O texto foi escrito por Julio de Mesquita Filho, um dos donos do jornal, responsável por sua linha editorial — e um dos principais articuladores civis do golpe de 64. Julio Mesquita Filho gostava tanto do movimento que derrubou João Goulart que costumava definí-lo como “uma demonstração viva de fé democrática.” Nenhuma de suas críticas, portanto, pode ser colocada sob suspeita de simpatias indevidas. O editorial foi escrito no dia 12 de dezembro e publicado na manhã do dia 13 de dezembro de 1968. O jornal foi apreendido horas depois de sair da gráfica. Naquela noite, o governo do presidente Arthur da Costa e Silva anunciou o AI-5. O editorial tem um valor pelo que diz, na hora em que diz - e por quem diz. O texto é longo, com argumentos a cada parágrafo, considerações e ponderações variadas, num exercício de análise política que sugere um trabalho de vários dias. No último parágrafo, a conclusão refere-se ao acontecimento da hora, que foi a recusa do Congresso em cassar o mandato de Mário Moreira Alves, como exigiam os comandantes militares.

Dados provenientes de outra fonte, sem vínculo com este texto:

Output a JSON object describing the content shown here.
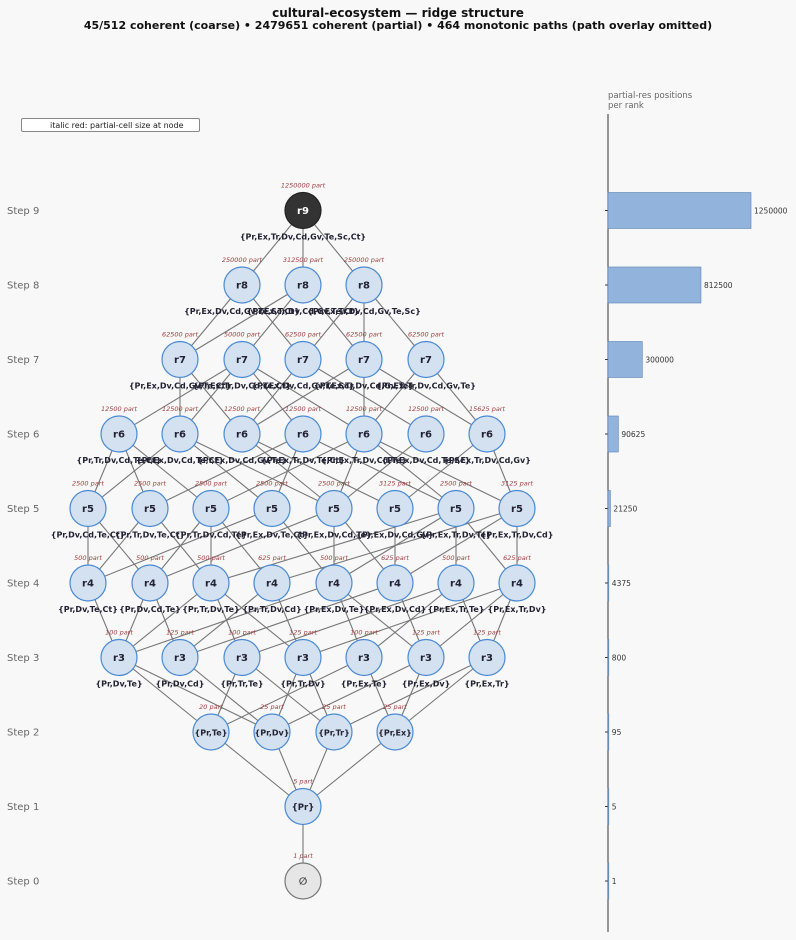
{
  "title": "cultural-ecosystem — ridge structure",
  "subtitle": "45/512 coherent (coarse)  •  2479651 coherent (partial)  •  464 monotonic paths (path overlay omitted)",
  "legend_text": "italic red: partial-cell size at node",
  "bar_title_line1": "partial-res positions",
  "bar_title_line2": "per rank",
  "steps": [
    "Step 0",
    "Step 1",
    "Step 2",
    "Step 3",
    "Step 4",
    "Step 5",
    "Step 6",
    "Step 7",
    "Step 8",
    "Step 9"
  ],
  "colors": {
    "node_fill": "#d3e1f0",
    "node_stroke": "#4a8ad4",
    "top_fill": "#333333",
    "bottom_fill": "#e6e6e6",
    "edge": "#777777",
    "part": "#a04040",
    "bar": "#92b4dc"
  },
  "rows": [
    {
      "rank": 0,
      "nodes": [
        {
          "label": "∅",
          "part": "1 part",
          "set": ""
        }
      ]
    },
    {
      "rank": 1,
      "nodes": [
        {
          "label": "{Pr}",
          "part": "5 part",
          "set": ""
        }
      ]
    },
    {
      "rank": 2,
      "nodes": [
        {
          "label": "{Pr,Te}",
          "part": "20 part",
          "set": ""
        },
        {
          "label": "{Pr,Dv}",
          "part": "25 part",
          "set": ""
        },
        {
          "label": "{Pr,Tr}",
          "part": "25 part",
          "set": ""
        },
        {
          "label": "{Pr,Ex}",
          "part": "25 part",
          "set": ""
        }
      ]
    },
    {
      "rank": 3,
      "nodes": [
        {
          "label": "r3",
          "part": "100 part",
          "set": "{Pr,Dv,Te}"
        },
        {
          "label": "r3",
          "part": "125 part",
          "set": "{Pr,Dv,Cd}"
        },
        {
          "label": "r3",
          "part": "100 part",
          "set": "{Pr,Tr,Te}"
        },
        {
          "label": "r3",
          "part": "125 part",
          "set": "{Pr,Tr,Dv}"
        },
        {
          "label": "r3",
          "part": "100 part",
          "set": "{Pr,Ex,Te}"
        },
        {
          "label": "r3",
          "part": "125 part",
          "set": "{Pr,Ex,Dv}"
        },
        {
          "label": "r3",
          "part": "125 part",
          "set": "{Pr,Ex,Tr}"
        }
      ]
    },
    {
      "rank": 4,
      "nodes": [
        {
          "label": "r4",
          "part": "500 part",
          "set": "{Pr,Dv,Te,Ct}"
        },
        {
          "label": "r4",
          "part": "500 part",
          "set": "{Pr,Dv,Cd,Te}"
        },
        {
          "label": "r4",
          "part": "500 part",
          "set": "{Pr,Tr,Dv,Te}"
        },
        {
          "label": "r4",
          "part": "625 part",
          "set": "{Pr,Tr,Dv,Cd}"
        },
        {
          "label": "r4",
          "part": "500 part",
          "set": "{Pr,Ex,Dv,Te}"
        },
        {
          "label": "r4",
          "part": "625 part",
          "set": "{Pr,Ex,Dv,Cd}"
        },
        {
          "label": "r4",
          "part": "500 part",
          "set": "{Pr,Ex,Tr,Te}"
        },
        {
          "label": "r4",
          "part": "625 part",
          "set": "{Pr,Ex,Tr,Dv}"
        }
      ]
    },
    {
      "rank": 5,
      "nodes": [
        {
          "label": "r5",
          "part": "2500 part",
          "set": "{Pr,Dv,Cd,Te,Ct}"
        },
        {
          "label": "r5",
          "part": "2500 part",
          "set": "{Pr,Tr,Dv,Te,Ct}"
        },
        {
          "label": "r5",
          "part": "2500 part",
          "set": "{Pr,Tr,Dv,Cd,Te}"
        },
        {
          "label": "r5",
          "part": "2500 part",
          "set": "{Pr,Ex,Dv,Te,Ct}"
        },
        {
          "label": "r5",
          "part": "2500 part",
          "set": "{Pr,Ex,Dv,Cd,Te}"
        },
        {
          "label": "r5",
          "part": "3125 part",
          "set": "{Pr,Ex,Dv,Cd,Gv}"
        },
        {
          "label": "r5",
          "part": "2500 part",
          "set": "{Pr,Ex,Tr,Dv,Te}"
        },
        {
          "label": "r5",
          "part": "3125 part",
          "set": "{Pr,Ex,Tr,Dv,Cd}"
        }
      ]
    },
    {
      "rank": 6,
      "nodes": [
        {
          "label": "r6",
          "part": "12500 part",
          "set": "{Pr,Tr,Dv,Cd,Te,Ct}"
        },
        {
          "label": "r6",
          "part": "12500 part",
          "set": "{Pr,Ex,Dv,Cd,Te,Ct}"
        },
        {
          "label": "r6",
          "part": "12500 part",
          "set": "{Pr,Ex,Dv,Cd,Gv,Te}"
        },
        {
          "label": "r6",
          "part": "12500 part",
          "set": "{Pr,Ex,Tr,Dv,Te,Ct}"
        },
        {
          "label": "r6",
          "part": "12500 part",
          "set": "{Pr,Ex,Tr,Dv,Cd,Te}"
        },
        {
          "label": "r6",
          "part": "12500 part",
          "set": "{Pr,Ex,Dv,Cd,Te,Sc}"
        },
        {
          "label": "r6",
          "part": "15625 part",
          "set": "{Pr,Ex,Tr,Dv,Cd,Gv}"
        }
      ]
    },
    {
      "rank": 7,
      "nodes": [
        {
          "label": "r7",
          "part": "62500 part",
          "set": "{Pr,Ex,Dv,Cd,Gv,Te,Ct}"
        },
        {
          "label": "r7",
          "part": "50000 part",
          "set": "{Pr,Ex,Tr,Dv,Cd,Te,Ct}"
        },
        {
          "label": "r7",
          "part": "62500 part",
          "set": "{Pr,Ex,Dv,Cd,Gv,Te,Sc}"
        },
        {
          "label": "r7",
          "part": "62500 part",
          "set": "{Pr,Ex,Tr,Dv,Cd,Gv,Te}"
        },
        {
          "label": "r7",
          "part": "62500 part",
          "set": "{Pr,Ex,Tr,Dv,Cd,Gv,Te}"
        }
      ]
    },
    {
      "rank": 8,
      "nodes": [
        {
          "label": "r8",
          "part": "250000 part",
          "set": "{Pr,Ex,Dv,Cd,Gv,Te,Sc,Ct}"
        },
        {
          "label": "r8",
          "part": "312500 part",
          "set": "{Pr,Ex,Tr,Dv,Cd,Gv,Te,Ct}"
        },
        {
          "label": "r8",
          "part": "250000 part",
          "set": "{Pr,Ex,Tr,Dv,Cd,Gv,Te,Sc}"
        }
      ]
    },
    {
      "rank": 9,
      "nodes": [
        {
          "label": "r9",
          "part": "1250000 part",
          "set": "{Pr,Ex,Tr,Dv,Cd,Gv,Te,Sc,Ct}"
        }
      ]
    }
  ],
  "edges": [
    [
      0,
      0,
      1,
      0
    ],
    [
      1,
      0,
      2,
      0
    ],
    [
      1,
      0,
      2,
      1
    ],
    [
      1,
      0,
      2,
      2
    ],
    [
      1,
      0,
      2,
      3
    ],
    [
      2,
      0,
      3,
      0
    ],
    [
      2,
      0,
      3,
      2
    ],
    [
      2,
      0,
      3,
      4
    ],
    [
      2,
      1,
      3,
      0
    ],
    [
      2,
      1,
      3,
      1
    ],
    [
      2,
      1,
      3,
      3
    ],
    [
      2,
      1,
      3,
      5
    ],
    [
      2,
      2,
      3,
      2
    ],
    [
      2,
      2,
      3,
      3
    ],
    [
      2,
      2,
      3,
      6
    ],
    [
      2,
      3,
      3,
      4
    ],
    [
      2,
      3,
      3,
      5
    ],
    [
      2,
      3,
      3,
      6
    ],
    [
      3,
      0,
      4,
      0
    ],
    [
      3,
      0,
      4,
      1
    ],
    [
      3,
      0,
      4,
      2
    ],
    [
      3,
      0,
      4,
      4
    ],
    [
      3,
      1,
      4,
      1
    ],
    [
      3,
      1,
      4,
      3
    ],
    [
      3,
      1,
      4,
      5
    ],
    [
      3,
      2,
      4,
      2
    ],
    [
      3,
      2,
      4,
      6
    ],
    [
      3,
      3,
      4,
      2
    ],
    [
      3,
      3,
      4,
      3
    ],
    [
      3,
      3,
      4,
      7
    ],
    [
      3,
      4,
      4,
      4
    ],
    [
      3,
      4,
      4,
      6
    ],
    [
      3,
      5,
      4,
      4
    ],
    [
      3,
      5,
      4,
      5
    ],
    [
      3,
      5,
      4,
      7
    ],
    [
      3,
      6,
      4,
      6
    ],
    [
      3,
      6,
      4,
      7
    ],
    [
      4,
      0,
      5,
      0
    ],
    [
      4,
      0,
      5,
      1
    ],
    [
      4,
      0,
      5,
      3
    ],
    [
      4,
      1,
      5,
      0
    ],
    [
      4,
      1,
      5,
      2
    ],
    [
      4,
      1,
      5,
      4
    ],
    [
      4,
      2,
      5,
      1
    ],
    [
      4,
      2,
      5,
      2
    ],
    [
      4,
      2,
      5,
      6
    ],
    [
      4,
      3,
      5,
      2
    ],
    [
      4,
      3,
      5,
      7
    ],
    [
      4,
      4,
      5,
      3
    ],
    [
      4,
      4,
      5,
      4
    ],
    [
      4,
      4,
      5,
      6
    ],
    [
      4,
      5,
      5,
      4
    ],
    [
      4,
      5,
      5,
      5
    ],
    [
      4,
      5,
      5,
      7
    ],
    [
      4,
      6,
      5,
      6
    ],
    [
      4,
      7,
      5,
      6
    ],
    [
      4,
      7,
      5,
      7
    ],
    [
      5,
      0,
      6,
      0
    ],
    [
      5,
      0,
      6,
      1
    ],
    [
      5,
      1,
      6,
      0
    ],
    [
      5,
      1,
      6,
      3
    ],
    [
      5,
      2,
      6,
      0
    ],
    [
      5,
      2,
      6,
      4
    ],
    [
      5,
      3,
      6,
      1
    ],
    [
      5,
      3,
      6,
      3
    ],
    [
      5,
      4,
      6,
      1
    ],
    [
      5,
      4,
      6,
      2
    ],
    [
      5,
      4,
      6,
      4
    ],
    [
      5,
      4,
      6,
      5
    ],
    [
      5,
      5,
      6,
      2
    ],
    [
      5,
      5,
      6,
      6
    ],
    [
      5,
      6,
      6,
      3
    ],
    [
      5,
      6,
      6,
      4
    ],
    [
      5,
      7,
      6,
      4
    ],
    [
      5,
      7,
      6,
      6
    ],
    [
      6,
      0,
      7,
      1
    ],
    [
      6,
      1,
      7,
      0
    ],
    [
      6,
      1,
      7,
      1
    ],
    [
      6,
      2,
      7,
      0
    ],
    [
      6,
      2,
      7,
      2
    ],
    [
      6,
      2,
      7,
      3
    ],
    [
      6,
      3,
      7,
      1
    ],
    [
      6,
      4,
      7,
      1
    ],
    [
      6,
      4,
      7,
      3
    ],
    [
      6,
      4,
      7,
      4
    ],
    [
      6,
      5,
      7,
      2
    ],
    [
      6,
      6,
      7,
      3
    ],
    [
      6,
      6,
      7,
      4
    ],
    [
      7,
      0,
      8,
      0
    ],
    [
      7,
      0,
      8,
      1
    ],
    [
      7,
      1,
      8,
      1
    ],
    [
      7,
      2,
      8,
      0
    ],
    [
      7,
      2,
      8,
      2
    ],
    [
      7,
      3,
      8,
      1
    ],
    [
      7,
      3,
      8,
      2
    ],
    [
      7,
      4,
      8,
      2
    ],
    [
      8,
      0,
      9,
      0
    ],
    [
      8,
      1,
      9,
      0
    ],
    [
      8,
      2,
      9,
      0
    ]
  ],
  "bar_values": [
    1,
    5,
    95,
    800,
    4375,
    21250,
    90625,
    300000,
    812500,
    1250000
  ],
  "bar_labels": [
    "1",
    "5",
    "95",
    "800",
    "4375",
    "21250",
    "90625",
    "300000",
    "812500",
    "1250000"
  ]
}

Difícil questionar o conhecimento de Julio Mesquita Filho sobre os bastidores do regime, suas lutas internas e fragilidades. A leitura do texto permite vários níveis de interpretação, conforme a intimidade de cada leitor com as tramas e articulações do período. No dia em que o AI-5 foi proclamado, o editorial descreve a situação do regime como “desmantelamento total” e diz que se encontra “por um fio.” Também define a situação do país como “mal-estar geral.” Por que?O texto não se refere a nenhum adversário. Chega a tratar os protestos estudantis de 1968 de forma paternal, dizendo que “a desordem passou a campear nos arraiais estudantis.” O texto localiza o verdadeiro problema no próprio governo.
Sempre referindo-se ao presidente da Republica como “s. exa.”, o editorial fala de Costa e Silva como um general que nunca compreendeu a diferença entre a carreira militar e o ofício de presidente da República. Diz que a convicção de que “bastar-lhe-ia empregar a experiência adquirida na carreira militar” para fazer uma boa gestão como Supremo Mandatário do país fez com que assumisse a presidência “de ânimo leve” e com uma “euforia” de curta duração e um “otimismo inconsistente.” Mas, incapaz de perceber “os sinais precursores dos grandes terremotos, se mantinha s. exa acima dos acontecimentos, na ilusória suposição de que tudo ia pelo melhor.” Até que o “ex-general de Exército, habituado a não admitir que lhe discutam as ordens”, viu que “a desordem passou a campear nos arraiais estudantis, ao mesmo tempo em que, ante o mal-estar geral, o clero revoltoso fazia sentir sua presença até mesmo nas praças públicas.” O descontentamento era tamanho, diz o jornal, que “dentro dos próprios limites do feudo aparentemente submisso a vontade do Palácio da Alvorada não se passva dia sem que se manifestassem sintomas de insurreição latente.” Essa era a situação do país no dia 13 de dezembro de 1968. Paulo Moreira Leite.